This student paper was produced for the Energy Policy Practicum (Rosner/Topel, 2021)
Utility-scale renewable adoption and the associated intermittency of those generation assets have increased dependence on reserves to meet NERC/FERC reliability standards. This paper aims to evaluate the net impact of replacing existing and planned spinning reserves with firm, non-intermittent distributed energy resources (“DERs”) in the form of internal combustion engines and lithium-ion battery energy storage systems (“BESS”).
This paper focuses on evaluating the quantity of key emissions and pollutants from relying upon firm capacity DERs versus the current status quo. Specifically, we will compare these DERs against the current non-baseload assets of California’s largest system operator: CAISO.

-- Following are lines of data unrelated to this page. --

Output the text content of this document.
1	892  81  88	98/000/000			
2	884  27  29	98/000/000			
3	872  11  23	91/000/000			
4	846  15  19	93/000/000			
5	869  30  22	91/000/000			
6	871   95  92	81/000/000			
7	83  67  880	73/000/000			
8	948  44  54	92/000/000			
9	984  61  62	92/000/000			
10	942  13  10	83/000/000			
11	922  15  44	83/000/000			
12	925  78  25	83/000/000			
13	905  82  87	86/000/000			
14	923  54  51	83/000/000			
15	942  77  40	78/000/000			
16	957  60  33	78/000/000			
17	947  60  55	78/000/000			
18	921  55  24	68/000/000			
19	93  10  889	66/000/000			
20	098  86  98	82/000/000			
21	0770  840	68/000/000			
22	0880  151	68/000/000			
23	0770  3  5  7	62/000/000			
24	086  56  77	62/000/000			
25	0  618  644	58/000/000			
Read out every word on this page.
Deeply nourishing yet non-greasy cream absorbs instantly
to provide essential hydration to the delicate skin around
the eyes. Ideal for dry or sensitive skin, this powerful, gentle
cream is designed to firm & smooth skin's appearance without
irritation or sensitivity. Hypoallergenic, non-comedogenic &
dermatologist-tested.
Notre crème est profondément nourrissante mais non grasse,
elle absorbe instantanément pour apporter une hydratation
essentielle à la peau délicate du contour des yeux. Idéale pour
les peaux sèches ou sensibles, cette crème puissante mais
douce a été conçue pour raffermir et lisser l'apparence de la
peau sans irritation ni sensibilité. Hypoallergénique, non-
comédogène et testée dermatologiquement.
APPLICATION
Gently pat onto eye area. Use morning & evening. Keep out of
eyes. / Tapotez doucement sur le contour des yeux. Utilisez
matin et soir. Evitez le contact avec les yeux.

Our choice to focus on CAISO revolves around CAISO’s reliance on intermittent solar assets as a large portion of their baseload generation. Additionally, California is currently the only U.S. state that does not allow reciprocating areas to operate within its capacity market.
Gross emissions statistics for CO2 and NOx show that the DERs discussed in this paper have a higher emissions per MWhe of energy produced than the current non-baseload resources used by CAISO. However, our analysis brings in three additional factors that are not included in the gross emissions figures: reductions in transmission and distribution losses, elimination of ramping time, and a decrease in the spinning reserve capacity. After taking these factors into consideration under reasonable assumptions, we estimate that net CO2 and NOx emissions of these DERs are in fact lower than that of the current non-baseload capacity assets serving the CAISO market during peak load periods.
This paper also recommends policy actions related to these considerations, including:
- The ability for balancing authority to rely upon DERs within the contingency reserve while potentially transitioning requirements from spinning to non-spinning.
- Funding research to evaluate the ability of DERs to improve grid reliability while simultaneously decreasing grid emissions.
- Implementing tax credit support for firm capacity DERs.
- Revamping California’s current approach to DER participation in certain markets, including an analysis of firm capacity DERs vs. emergency only generation in Public Safety Power Shutoffs (“PSPS”).